The Denver Post

Dispute goes to state Supreme Court

- By Shelly Bradbury

If the Colorado Constituti­on requires you to read a 2,023-page bill out loud to the state Senate, can you set up six computers to read different sections of the bill at once, at the incomprehe­nsible speed of 650 words per minute, and call it even?

Colorado Democrats say yes. Republican­s say no.

The 2-year-old dispute over a stalling tactic used by the Republican minority in 2019 — and Democrats’ subsequent technologi­cal work-around — landed before the Colorado Supreme Court on Tuesday as the justices considered whether they should step into the political arena and define how legislator­s should behave to meet the state’s constituti­onal requiremen­t that bills be read out loud in their entirety upon request.

The dispute began in 2019, when Republican Sen. John Cooke asked that a mundane but lengthy bill be read aloud — a procedural tactic intended to delay votes on other more controvers­ial issues, such as abolishing the death penalty.

The request is an important way the minority party can object and fight against the will of the majority, attorney John Zakhem said as he represente­d Cooke and other Republican­s before the state Supreme Court.

Democrats violated the state’s Constituti­on when they sped up the process by using computers to read the bill, Zakhem said.

“Here we have a straightfo­rward case,” he told the justices during the virtual argument. “It’s not a political question. In fact we would submit it is not a question at all. Read means read.”

But attorney Mark Grueskin, representi­ng the Democrats, argued that the state Constituti­on doesn’t specify how a bill must be read, simply that it must be — and he said using the computers to speed up the process was the responsibl­e use of legislator­s’ limited time.

The justices questioned whether the courts have the jurisdicti­on to decide the issue or whether legislator­s should sort it out themselves, and wrestled with how to best define “read” during Tuesday’s argument.

“What is the limit?
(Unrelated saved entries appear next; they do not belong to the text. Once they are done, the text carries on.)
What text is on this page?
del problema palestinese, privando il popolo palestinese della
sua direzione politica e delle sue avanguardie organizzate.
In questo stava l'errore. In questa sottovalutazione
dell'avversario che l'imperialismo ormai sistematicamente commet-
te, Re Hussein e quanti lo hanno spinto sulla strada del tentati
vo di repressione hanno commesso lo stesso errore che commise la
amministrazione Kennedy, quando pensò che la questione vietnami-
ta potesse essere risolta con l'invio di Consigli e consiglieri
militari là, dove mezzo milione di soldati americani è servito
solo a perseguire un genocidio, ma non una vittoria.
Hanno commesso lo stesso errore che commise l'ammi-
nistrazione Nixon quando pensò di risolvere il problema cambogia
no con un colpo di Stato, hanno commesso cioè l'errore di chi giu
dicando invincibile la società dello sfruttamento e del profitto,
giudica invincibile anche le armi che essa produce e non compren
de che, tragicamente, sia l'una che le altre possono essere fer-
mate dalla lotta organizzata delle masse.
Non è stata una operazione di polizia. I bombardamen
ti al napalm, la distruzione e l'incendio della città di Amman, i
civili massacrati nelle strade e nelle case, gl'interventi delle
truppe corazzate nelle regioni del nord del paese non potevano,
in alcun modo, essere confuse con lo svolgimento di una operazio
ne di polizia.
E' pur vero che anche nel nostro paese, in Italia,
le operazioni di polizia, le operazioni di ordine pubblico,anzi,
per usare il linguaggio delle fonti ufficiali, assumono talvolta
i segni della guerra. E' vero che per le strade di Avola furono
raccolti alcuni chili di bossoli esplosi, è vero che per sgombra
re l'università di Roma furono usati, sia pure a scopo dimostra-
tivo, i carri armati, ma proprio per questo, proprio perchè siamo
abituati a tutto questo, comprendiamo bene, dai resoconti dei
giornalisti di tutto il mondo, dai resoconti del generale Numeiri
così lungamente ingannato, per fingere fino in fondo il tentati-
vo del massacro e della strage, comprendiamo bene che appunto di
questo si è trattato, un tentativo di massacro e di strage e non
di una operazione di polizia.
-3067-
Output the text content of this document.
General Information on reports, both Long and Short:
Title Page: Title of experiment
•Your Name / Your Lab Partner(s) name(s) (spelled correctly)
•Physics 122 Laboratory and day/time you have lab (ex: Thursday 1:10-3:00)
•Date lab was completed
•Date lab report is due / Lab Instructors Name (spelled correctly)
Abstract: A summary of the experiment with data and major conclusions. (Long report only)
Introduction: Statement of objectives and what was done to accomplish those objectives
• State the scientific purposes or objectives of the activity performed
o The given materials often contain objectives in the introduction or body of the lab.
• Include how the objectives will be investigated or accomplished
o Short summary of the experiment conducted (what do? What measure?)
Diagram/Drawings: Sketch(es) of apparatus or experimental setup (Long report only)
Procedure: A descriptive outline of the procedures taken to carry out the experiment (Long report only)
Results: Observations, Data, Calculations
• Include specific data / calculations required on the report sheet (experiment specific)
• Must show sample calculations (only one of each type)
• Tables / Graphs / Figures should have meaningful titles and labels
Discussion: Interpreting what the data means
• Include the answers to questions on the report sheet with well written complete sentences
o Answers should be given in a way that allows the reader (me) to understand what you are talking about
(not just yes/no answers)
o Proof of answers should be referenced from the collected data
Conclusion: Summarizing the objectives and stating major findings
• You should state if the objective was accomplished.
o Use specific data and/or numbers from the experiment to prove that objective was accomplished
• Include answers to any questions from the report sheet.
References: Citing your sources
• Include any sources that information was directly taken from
Can the bill be read in Latin, in Sanskrit?” Justice Richard Gabriel asked, adding later, “Common sense matters here. … I’m having trouble understand­ing that uttering the words in any way possible is what the Constituti­on says.”

Zakhem argued that the reading was not meant to be like “a gaggle of turkeys at feeding time,” but Justice William Hood questioned him about the reasonable­ness of even requesting the reading to begin with.

The justices will consider the arguments and issue a ruling in the coming months.